JAKARTA, Radarjakarta.id – Centrepark, perusahaan manajemen parkir nasional dan penyedia Smart Mobility Parking Solution, menggelar Media Gathering Centrepark 2026 bertema “Parking Outlook 2026: Driving Urban Mobility in Indonesia” untuk menyoroti peran strategis parkir dalam mendukung keteraturan dan kenyamanan mobilitas perkotaan.
Seiring pesatnya urbanisasi, pertumbuhan jumlah kendaraan, dan keterbatasan ruang kota, pengelolaan parkir dinilai menjadi titik krusial dalam sistem mobilitas. Kemacetan kerap bermula di area masuk dan keluar parkir, sementara masyarakat menuntut layanan yang cepat, cashless, dan seamless.

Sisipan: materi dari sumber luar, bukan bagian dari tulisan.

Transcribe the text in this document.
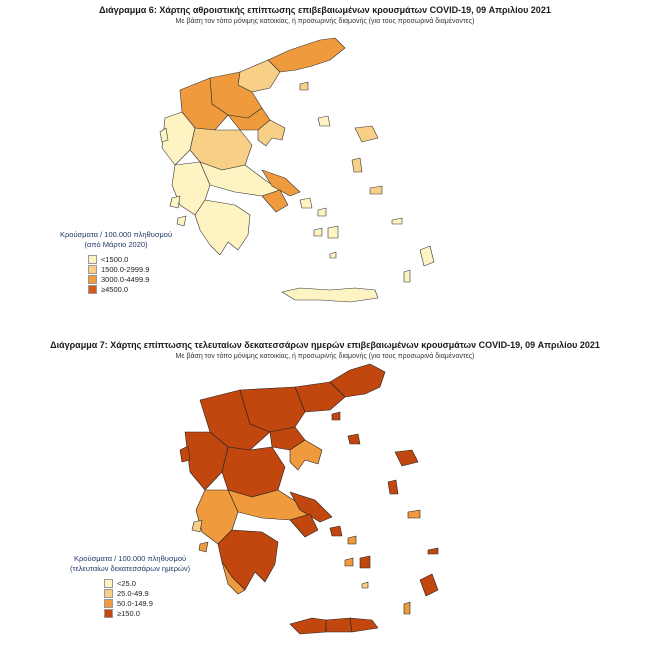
Διάγραμμα 6: Χάρτης αθροιστικής επίπτωσης επιβεβαιωμένων κρουσμάτων COVID-19, 09 Απριλίου 2021
Με βάση τον τόπο μόνιμης κατοικίας, ή προσωρινής διαμονής (για τους προσωρινά διαμένοντες)
Κρούσματα / 100.000 πληθυσμού
(από Μάρτιο 2020)
<1500.0
1500.0-2999.9
3000.0-4499.9
≥4500.0
Διάγραμμα 7: Χάρτης επίπτωσης τελευταίων δεκατεσσάρων ημερών επιβεβαιωμένων κρουσμάτων COVID-19, 09 Απριλίου 2021
Με βάση τον τόπο μόνιμης κατοικίας, ή προσωρινής διαμονής (για τους προσωρινά διαμένοντες)
Κρούσματα / 100.000 πληθυσμού
(τελευταίων δεκατεσσάρων ημερών)
<25.0
25.0-49.9
50.0-149.9
≥150.0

Chief Executive Officer Centrepark, Charles Richard Oentomo, menyebut parkir sebagai “silent engine of urban mobility” yang kerap luput dari perhatian, namun berdampak besar terhadap keteraturan kota.
“Setiap perjalanan urban selalu dimulai dan diakhiri di area parkir. Karena itu, kualitas pengelolaan parkir sangat memengaruhi alur pergerakan dan pengalaman pengguna,” ujar Charles, Rabu (4/2/2025).

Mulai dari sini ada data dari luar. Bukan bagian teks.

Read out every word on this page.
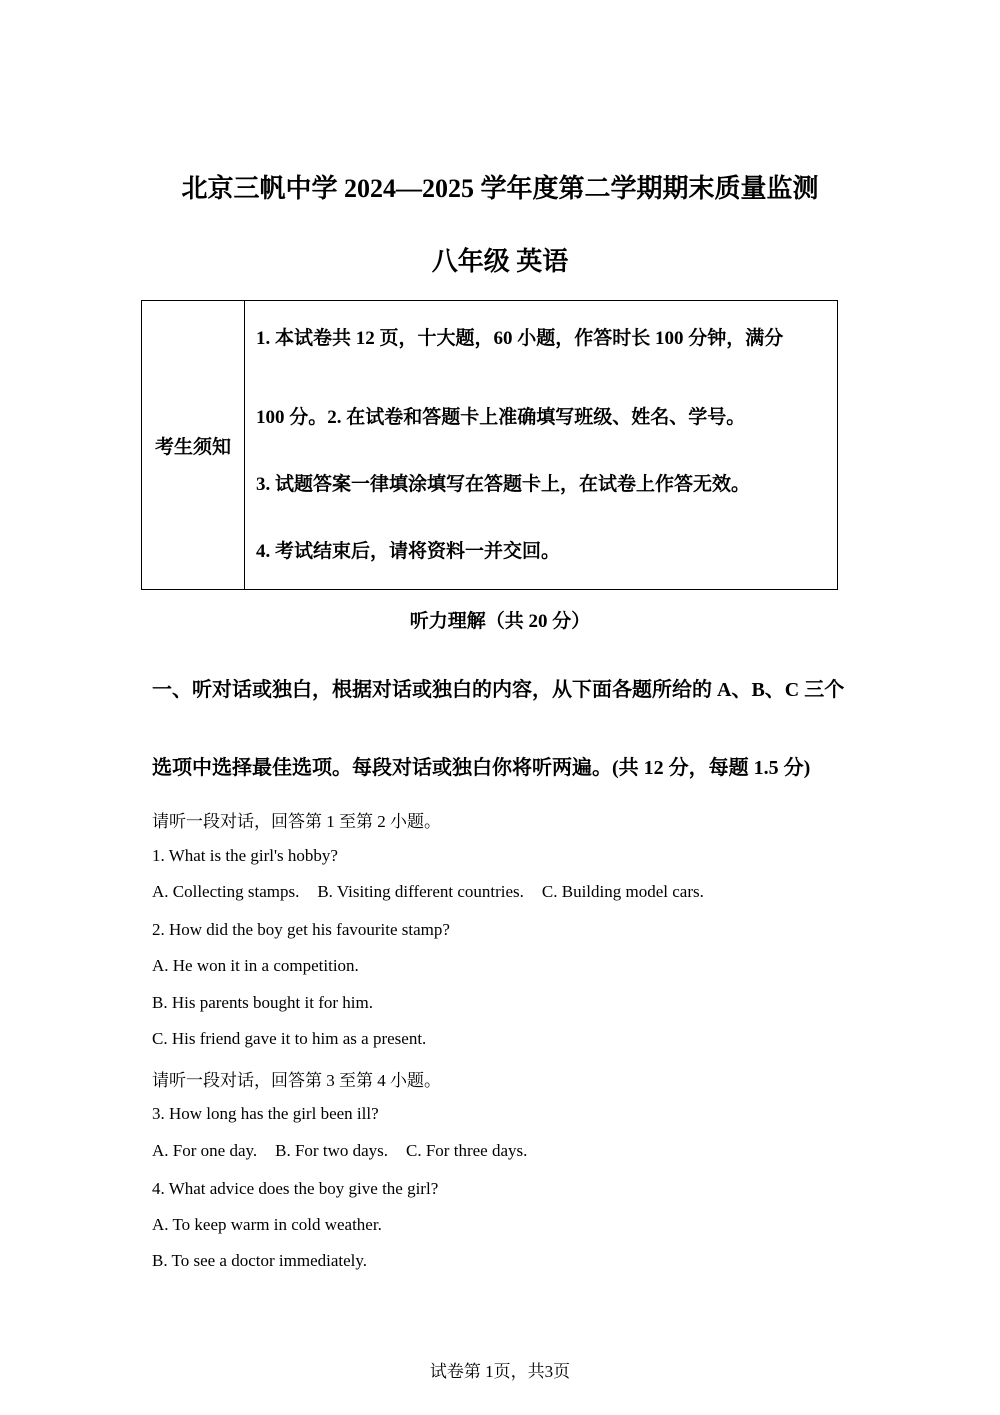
北京三帆中学 2024—2025 学年度第二学期期末质量监测
八年级 英语
考生须知
1. 本试卷共 12 页，十大题，60 小题，作答时长 100 分钟，满分
100 分。2. 在试卷和答题卡上准确填写班级、姓名、学号。
3. 试题答案一律填涂填写在答题卡上，在试卷上作答无效。
4. 考试结束后，请将资料一并交回。
听力理解（共 20 分）
一、听对话或独白，根据对话或独白的内容，从下面各题所给的 A、B、C 三个
选项中选择最佳选项。每段对话或独白你将听两遍。(共 12 分，每题 1.5 分)
请听一段对话，回答第 1 至第 2 小题。
1. What is the girl's hobby?
A. Collecting stamps. B. Visiting different countries. C. Building model cars.
2. How did the boy get his favourite stamp?
A. He won it in a competition.
B. His parents bought it for him.
C. His friend gave it to him as a present.
请听一段对话，回答第 3 至第 4 小题。
3. How long has the girl been ill?
A. For one day. B. For two days. C. For three days.
4. What advice does the boy give the girl?
A. To keep warm in cold weather.
B. To see a doctor immediately.
试卷第 1页，共3页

Centrepark menegaskan bahwa smart parking kini bukan lagi sekadar tren, melainkan kebutuhan untuk membangun ekosistem mobilitas perkotaan yang saling terhubung. Teknologi parkir terintegrasi dinilai mampu menghadirkan pengalaman parkir yang lebih praktis, aman, dan sesuai dengan kebutuhan mobilitas modern.
Chief Operating Officer & Acting Chief Financial Officer Centrepark, Chris Haryadi, menjelaskan transformasi pengelolaan parkir dari sistem manual menuju sistem berbasis teknologi.
“Penerapan automated gate, license plate recognition, parking guidance system, hingga layanan cashless dan ticketless memungkinkan proses masuk dan keluar parkir lebih tertib serta pemantauan operasional secara real–time di berbagai lokasi,” jelas Chris.
Sementara itu, Chief Strategy Officer Centrepark, Stephen Roy Imantaka menilai peran parkir telah berevolusi dari sekadar cost center menjadi value driver.
“Pengelolaan parkir yang terstruktur dan berbasis data dapat meningkatkan nilai properti, kualitas pengalaman pengunjung, serta mendukung pengembangan ekosistem smart mobility, termasuk kesiapan adopsi kendaraan listrik,” kata Stephen.
Dengan pengalaman lebih dari 16 tahun, Centrepark saat ini mengelola lebih dari 700 lokasi di 60 kota di Indonesia, mencakup 440 ribu ruang parkir dan melayani lebih dari 360 juta transaksi parkir per tahun.
Seluruh operasional didukung ekosistem teknologi terintegrasi, mulai dari gate system, license plate recognition, vehicle counting, parking guidance, hingga centralized control room.
Melalui Parking Outlook 2026, Centrepark menegaskan komitmennya untuk terus memperkuat peran parkir sebagai bagian strategis dalam mendukung mobilitas perkotaan Indonesia yang lebih tertata, nyaman, dan berkelanjutan.